Data Processing Workflow

Disclosure: Aerotas is in the business of processing aerial data for land surveyors. While this guide is an honest attempt to provide valuable, non-sales focused information to surveyors, we may occasionally refer you to some of our product offerings.

If you are interested in what Aerotas can do for your business, we would encourage you to learn more about our product on our Linework page, or sign in to start a new project and get a free, no obligation quote.

Thank you for understanding!


Purpose

Deliverables

The purpose of this workflow is to go from drone photos to land survey deliverables in CAD. This means a single CAD file that contains

  • Topography / 3D Surface – A 3D surface in CAD that is cleaned of noise, artifacts, vegetation, vehicles, or anything that shouldn’t be in a final surface. The topographic data should be identical to what a surface would look like from a ground survey, and include contour lines, spot elevations, and breaklines where necessary.
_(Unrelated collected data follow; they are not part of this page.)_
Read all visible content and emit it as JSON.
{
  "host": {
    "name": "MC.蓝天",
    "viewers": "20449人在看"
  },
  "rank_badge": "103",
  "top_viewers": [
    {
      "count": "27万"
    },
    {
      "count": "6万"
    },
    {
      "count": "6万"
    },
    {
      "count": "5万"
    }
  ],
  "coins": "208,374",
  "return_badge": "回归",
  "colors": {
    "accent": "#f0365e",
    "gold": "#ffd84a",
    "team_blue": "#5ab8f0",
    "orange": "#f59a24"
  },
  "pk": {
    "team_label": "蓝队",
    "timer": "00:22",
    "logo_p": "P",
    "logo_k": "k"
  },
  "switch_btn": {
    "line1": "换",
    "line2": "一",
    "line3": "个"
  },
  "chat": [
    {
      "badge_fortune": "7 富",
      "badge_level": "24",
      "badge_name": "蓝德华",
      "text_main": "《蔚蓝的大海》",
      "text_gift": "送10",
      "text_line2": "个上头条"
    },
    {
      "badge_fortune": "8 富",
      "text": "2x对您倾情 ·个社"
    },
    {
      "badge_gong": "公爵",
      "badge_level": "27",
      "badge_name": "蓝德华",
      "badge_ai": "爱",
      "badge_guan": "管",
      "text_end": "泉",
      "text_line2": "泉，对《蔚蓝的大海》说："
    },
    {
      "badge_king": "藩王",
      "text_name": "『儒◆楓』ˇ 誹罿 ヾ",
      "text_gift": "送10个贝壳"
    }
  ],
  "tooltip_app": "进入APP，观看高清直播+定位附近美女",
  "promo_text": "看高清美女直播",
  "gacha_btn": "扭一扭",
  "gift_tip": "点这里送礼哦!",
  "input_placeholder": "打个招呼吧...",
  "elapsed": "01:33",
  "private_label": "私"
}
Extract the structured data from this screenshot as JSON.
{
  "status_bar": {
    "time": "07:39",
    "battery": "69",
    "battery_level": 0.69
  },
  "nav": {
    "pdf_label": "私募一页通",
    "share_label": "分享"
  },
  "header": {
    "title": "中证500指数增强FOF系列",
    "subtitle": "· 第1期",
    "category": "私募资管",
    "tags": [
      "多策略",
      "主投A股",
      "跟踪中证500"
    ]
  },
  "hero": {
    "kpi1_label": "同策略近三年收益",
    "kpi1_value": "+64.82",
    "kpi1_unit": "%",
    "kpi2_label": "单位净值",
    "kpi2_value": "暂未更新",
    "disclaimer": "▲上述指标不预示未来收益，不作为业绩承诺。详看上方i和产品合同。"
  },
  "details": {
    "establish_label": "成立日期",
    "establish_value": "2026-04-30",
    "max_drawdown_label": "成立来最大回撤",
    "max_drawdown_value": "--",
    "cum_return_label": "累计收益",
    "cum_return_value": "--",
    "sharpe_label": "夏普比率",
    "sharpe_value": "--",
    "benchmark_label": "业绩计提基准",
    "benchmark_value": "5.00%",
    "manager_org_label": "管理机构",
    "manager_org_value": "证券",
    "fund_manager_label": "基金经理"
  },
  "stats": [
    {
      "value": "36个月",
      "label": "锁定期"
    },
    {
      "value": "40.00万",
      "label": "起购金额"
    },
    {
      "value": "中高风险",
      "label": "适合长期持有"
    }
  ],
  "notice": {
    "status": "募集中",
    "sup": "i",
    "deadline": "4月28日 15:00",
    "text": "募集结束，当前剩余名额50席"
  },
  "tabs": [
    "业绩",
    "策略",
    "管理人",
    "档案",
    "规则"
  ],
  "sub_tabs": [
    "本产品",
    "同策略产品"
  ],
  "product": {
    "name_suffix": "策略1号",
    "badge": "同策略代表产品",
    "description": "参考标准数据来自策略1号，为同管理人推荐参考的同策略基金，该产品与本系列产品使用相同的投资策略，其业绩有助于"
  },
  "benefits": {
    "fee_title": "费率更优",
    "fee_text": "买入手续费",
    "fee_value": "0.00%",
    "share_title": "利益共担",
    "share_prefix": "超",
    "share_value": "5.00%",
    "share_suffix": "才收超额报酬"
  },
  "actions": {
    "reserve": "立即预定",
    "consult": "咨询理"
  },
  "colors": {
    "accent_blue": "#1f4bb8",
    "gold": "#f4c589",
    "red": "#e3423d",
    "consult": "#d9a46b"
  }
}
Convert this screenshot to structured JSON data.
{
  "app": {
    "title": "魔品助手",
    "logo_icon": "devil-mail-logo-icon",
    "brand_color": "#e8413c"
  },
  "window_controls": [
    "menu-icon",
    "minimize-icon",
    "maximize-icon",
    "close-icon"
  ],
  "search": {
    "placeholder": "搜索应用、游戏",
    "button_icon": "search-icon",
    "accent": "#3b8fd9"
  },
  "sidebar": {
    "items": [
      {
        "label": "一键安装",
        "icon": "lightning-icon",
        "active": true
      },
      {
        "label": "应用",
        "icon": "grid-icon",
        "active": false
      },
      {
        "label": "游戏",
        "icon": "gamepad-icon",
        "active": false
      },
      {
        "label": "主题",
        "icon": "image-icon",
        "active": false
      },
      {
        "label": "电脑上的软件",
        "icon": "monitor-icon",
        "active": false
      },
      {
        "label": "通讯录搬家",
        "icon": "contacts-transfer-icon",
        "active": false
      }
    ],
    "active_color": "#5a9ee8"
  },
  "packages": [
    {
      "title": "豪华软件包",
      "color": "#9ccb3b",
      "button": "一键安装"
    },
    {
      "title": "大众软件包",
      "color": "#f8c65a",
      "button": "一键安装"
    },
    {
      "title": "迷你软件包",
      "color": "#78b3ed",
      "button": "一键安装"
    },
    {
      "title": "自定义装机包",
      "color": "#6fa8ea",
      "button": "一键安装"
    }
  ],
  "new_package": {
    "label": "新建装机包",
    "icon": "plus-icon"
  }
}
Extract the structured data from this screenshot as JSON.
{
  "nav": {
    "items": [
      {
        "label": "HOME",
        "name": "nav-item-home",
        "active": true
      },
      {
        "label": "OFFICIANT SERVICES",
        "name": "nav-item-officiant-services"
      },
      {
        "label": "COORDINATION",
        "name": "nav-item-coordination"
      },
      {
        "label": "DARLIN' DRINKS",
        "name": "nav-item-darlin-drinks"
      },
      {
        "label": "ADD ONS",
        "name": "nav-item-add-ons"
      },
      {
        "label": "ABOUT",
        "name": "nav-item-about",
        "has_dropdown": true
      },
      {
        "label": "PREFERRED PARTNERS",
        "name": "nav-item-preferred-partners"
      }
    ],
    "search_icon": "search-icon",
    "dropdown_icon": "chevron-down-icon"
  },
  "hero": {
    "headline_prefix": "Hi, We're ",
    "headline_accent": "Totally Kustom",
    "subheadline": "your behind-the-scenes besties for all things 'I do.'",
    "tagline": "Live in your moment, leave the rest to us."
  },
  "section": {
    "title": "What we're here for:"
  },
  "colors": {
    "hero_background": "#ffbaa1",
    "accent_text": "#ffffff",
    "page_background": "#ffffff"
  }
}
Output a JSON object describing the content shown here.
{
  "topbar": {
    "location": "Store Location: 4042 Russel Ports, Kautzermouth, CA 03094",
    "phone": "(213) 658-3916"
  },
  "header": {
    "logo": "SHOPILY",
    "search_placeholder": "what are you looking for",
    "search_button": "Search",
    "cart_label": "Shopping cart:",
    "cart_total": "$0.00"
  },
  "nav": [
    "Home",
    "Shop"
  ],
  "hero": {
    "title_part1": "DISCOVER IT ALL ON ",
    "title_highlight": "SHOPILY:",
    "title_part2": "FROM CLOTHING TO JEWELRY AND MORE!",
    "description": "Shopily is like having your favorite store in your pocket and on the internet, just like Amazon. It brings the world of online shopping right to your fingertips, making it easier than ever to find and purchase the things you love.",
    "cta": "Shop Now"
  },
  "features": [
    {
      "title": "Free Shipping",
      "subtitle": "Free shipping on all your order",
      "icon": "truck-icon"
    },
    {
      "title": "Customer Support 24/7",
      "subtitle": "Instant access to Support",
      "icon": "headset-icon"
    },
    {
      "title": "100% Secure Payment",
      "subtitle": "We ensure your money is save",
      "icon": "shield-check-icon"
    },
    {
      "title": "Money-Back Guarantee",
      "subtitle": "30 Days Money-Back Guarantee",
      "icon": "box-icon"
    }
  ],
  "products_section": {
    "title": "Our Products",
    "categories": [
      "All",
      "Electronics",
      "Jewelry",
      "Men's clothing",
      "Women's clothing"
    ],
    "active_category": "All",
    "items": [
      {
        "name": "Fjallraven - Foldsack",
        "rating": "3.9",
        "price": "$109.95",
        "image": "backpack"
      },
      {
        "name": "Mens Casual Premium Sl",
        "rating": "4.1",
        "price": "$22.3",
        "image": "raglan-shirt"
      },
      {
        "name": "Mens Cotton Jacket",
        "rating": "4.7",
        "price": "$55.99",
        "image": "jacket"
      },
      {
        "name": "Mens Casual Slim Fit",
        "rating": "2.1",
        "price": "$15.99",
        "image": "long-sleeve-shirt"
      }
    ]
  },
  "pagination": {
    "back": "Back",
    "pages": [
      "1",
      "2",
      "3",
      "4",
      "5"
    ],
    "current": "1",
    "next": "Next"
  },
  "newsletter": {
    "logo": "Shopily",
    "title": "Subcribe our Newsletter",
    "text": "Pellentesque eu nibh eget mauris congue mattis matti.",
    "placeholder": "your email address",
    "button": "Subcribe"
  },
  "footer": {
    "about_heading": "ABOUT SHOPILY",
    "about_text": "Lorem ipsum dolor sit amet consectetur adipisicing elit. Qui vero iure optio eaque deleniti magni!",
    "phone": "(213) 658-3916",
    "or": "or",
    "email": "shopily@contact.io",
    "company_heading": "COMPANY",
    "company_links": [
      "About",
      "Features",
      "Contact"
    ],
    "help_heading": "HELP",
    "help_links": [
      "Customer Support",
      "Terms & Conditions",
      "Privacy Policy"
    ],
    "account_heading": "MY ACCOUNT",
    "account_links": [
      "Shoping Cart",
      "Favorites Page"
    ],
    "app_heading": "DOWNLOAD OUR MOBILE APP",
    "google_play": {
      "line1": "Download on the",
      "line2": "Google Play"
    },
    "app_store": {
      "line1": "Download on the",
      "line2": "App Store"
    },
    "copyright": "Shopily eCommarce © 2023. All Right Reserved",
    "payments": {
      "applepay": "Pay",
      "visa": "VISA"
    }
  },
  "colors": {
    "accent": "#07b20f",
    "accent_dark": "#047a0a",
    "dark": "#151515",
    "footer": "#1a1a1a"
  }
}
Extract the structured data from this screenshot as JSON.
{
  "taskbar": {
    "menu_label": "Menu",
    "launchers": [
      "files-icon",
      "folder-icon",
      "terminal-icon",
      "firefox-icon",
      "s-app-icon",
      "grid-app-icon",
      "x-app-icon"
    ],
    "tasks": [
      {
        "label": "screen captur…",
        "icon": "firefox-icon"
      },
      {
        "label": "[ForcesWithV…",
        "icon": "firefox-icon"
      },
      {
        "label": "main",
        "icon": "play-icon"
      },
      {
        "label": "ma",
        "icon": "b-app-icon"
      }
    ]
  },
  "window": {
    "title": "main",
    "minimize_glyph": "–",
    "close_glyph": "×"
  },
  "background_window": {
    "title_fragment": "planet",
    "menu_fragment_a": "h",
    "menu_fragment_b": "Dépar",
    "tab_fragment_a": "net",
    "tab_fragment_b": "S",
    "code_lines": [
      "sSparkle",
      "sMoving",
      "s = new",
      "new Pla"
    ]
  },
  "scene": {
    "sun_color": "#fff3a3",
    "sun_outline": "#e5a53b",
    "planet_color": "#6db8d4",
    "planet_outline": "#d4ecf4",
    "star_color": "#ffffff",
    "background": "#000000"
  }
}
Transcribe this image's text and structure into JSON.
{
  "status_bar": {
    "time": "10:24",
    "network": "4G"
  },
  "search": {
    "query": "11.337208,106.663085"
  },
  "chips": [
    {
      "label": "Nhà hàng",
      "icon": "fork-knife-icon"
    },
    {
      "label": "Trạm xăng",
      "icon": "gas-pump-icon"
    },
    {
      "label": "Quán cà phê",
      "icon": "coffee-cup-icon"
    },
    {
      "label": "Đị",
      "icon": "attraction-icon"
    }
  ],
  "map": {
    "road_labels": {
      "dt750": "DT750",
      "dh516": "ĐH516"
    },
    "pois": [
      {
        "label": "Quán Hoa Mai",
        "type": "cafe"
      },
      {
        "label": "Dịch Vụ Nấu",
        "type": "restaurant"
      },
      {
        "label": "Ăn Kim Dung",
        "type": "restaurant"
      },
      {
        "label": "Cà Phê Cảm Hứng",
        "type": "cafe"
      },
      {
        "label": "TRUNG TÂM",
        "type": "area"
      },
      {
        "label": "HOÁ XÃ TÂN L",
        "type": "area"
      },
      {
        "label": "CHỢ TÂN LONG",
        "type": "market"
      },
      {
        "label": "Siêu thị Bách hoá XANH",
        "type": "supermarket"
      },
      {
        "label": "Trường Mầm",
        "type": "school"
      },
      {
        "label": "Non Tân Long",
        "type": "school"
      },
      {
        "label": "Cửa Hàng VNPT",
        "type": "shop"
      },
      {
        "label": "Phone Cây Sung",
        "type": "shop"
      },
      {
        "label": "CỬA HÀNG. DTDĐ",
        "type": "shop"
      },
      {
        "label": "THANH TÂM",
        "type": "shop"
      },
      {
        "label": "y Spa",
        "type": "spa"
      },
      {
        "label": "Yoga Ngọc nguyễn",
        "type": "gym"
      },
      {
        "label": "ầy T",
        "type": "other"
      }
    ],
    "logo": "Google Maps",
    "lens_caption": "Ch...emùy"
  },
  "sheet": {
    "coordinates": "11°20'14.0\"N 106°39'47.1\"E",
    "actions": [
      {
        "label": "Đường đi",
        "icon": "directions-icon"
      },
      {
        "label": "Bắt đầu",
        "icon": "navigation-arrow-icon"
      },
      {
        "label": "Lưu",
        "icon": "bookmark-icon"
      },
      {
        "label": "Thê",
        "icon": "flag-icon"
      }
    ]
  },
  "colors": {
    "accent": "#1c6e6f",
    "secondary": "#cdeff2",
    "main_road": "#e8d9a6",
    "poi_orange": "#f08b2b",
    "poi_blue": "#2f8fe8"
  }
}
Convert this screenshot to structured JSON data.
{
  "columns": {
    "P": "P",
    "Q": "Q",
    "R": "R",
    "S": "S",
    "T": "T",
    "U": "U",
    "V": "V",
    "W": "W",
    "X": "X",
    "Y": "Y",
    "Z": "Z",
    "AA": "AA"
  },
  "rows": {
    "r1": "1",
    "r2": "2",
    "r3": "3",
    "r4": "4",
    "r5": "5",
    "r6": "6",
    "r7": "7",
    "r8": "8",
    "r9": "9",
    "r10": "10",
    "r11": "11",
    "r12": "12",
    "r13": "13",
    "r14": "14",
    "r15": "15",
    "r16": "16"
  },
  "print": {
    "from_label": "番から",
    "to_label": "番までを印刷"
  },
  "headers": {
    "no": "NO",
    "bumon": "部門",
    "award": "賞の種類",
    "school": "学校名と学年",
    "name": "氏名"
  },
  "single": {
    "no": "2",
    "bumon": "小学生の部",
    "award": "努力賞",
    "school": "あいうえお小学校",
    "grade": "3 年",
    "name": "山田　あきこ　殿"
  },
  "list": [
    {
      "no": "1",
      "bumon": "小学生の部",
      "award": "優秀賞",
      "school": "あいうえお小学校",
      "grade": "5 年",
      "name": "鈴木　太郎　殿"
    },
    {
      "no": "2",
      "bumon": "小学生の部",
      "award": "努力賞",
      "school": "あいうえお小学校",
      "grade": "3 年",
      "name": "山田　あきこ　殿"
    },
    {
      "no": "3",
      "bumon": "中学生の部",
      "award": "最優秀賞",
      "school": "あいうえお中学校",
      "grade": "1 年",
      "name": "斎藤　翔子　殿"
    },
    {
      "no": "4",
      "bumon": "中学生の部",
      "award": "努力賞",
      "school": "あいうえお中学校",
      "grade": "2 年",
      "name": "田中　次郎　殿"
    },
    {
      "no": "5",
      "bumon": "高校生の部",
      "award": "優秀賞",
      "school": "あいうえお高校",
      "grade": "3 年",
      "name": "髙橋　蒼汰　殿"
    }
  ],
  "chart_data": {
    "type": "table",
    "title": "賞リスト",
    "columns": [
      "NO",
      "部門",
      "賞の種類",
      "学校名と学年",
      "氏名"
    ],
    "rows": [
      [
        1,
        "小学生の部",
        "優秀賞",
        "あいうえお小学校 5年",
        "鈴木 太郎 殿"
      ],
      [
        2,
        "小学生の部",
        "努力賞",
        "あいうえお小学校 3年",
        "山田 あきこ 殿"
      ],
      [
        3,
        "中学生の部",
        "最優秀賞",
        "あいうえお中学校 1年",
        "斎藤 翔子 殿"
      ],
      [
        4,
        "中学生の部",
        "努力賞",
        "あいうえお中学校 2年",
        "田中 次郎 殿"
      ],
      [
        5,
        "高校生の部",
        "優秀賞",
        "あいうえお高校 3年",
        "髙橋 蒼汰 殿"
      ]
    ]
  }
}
  • Planimetric Features – All visible 2D features should be marked as what they are. This includes roadways, curbs, utility panels, building footprints, fences, walls, water features, vegetation, and anything else that can be seen from the air.

  • Orthorectified Imagery – The final orthorectified photo should be accurate, and properly georeferenced and imported into the CAD file.  Further, it should be in a format that imports and functions properly in CAD.

To download a sample of what the final deliverable should look like, check out Aerotas sample projects below.

If you are looking for something OTHER than land survey deliverables, then you are probably in the wrong place. Drones are capable of a lot of things, from real estate photography to racing. But every drone mission ought to have a purpose, and the purpose of this guide is to use drone data for land surveying.

Accuracy

Final deliverables aren’t worth much if they aren’t accurate, so that is the single most important factor throughout this workflow.  If a process compromises accuracy, then it won’t be included in this workflow.

Usability

There are many file types that may be rich in data, but can’t be used easily in CAD. Many very large files, like point clouds or full resolution orthophotos, are so large and cumbersome that they can’t be imported or manipulated in CAD without causing problems. This workflow is designed to get to files that can be used easily and without adjustment in CAD.

The Workflow

Below is the high level series of steps.  Click on each step to learn more.

  • GNSS Post-Processing (Optional) – If you are using airborne RTK or PPK data, then you have to process that data before the geolocation can be imported into photogrammetry software.

    • Output Files: csv of photo locations

  • Photogrammetry – The process of combining photos, geolocation data, and ground control / check points to create a rich 3D model of a site.

    • Output Files: Geotiff orthomosaic and DSM (.tif) and point cloud (.las)

  • Data Extraction – Rich 3D models have far more data than is useful. They need to be cleaned to only the relevant data about the project site.

    • Output Files: dxf

  • Data Finishing – Once the clean data has been generated, it needs to be imported into CAD, merged with the imagery data, and have appropriate layers and symbology applied.

    • Output Files: dwg

  • Quality Check / Accuracy Measurement – Survey deliverables are useless if their accuracy can’t be relied upon.  All files should go through a final QA / QC check, and accuracy measurement before they are considered finished.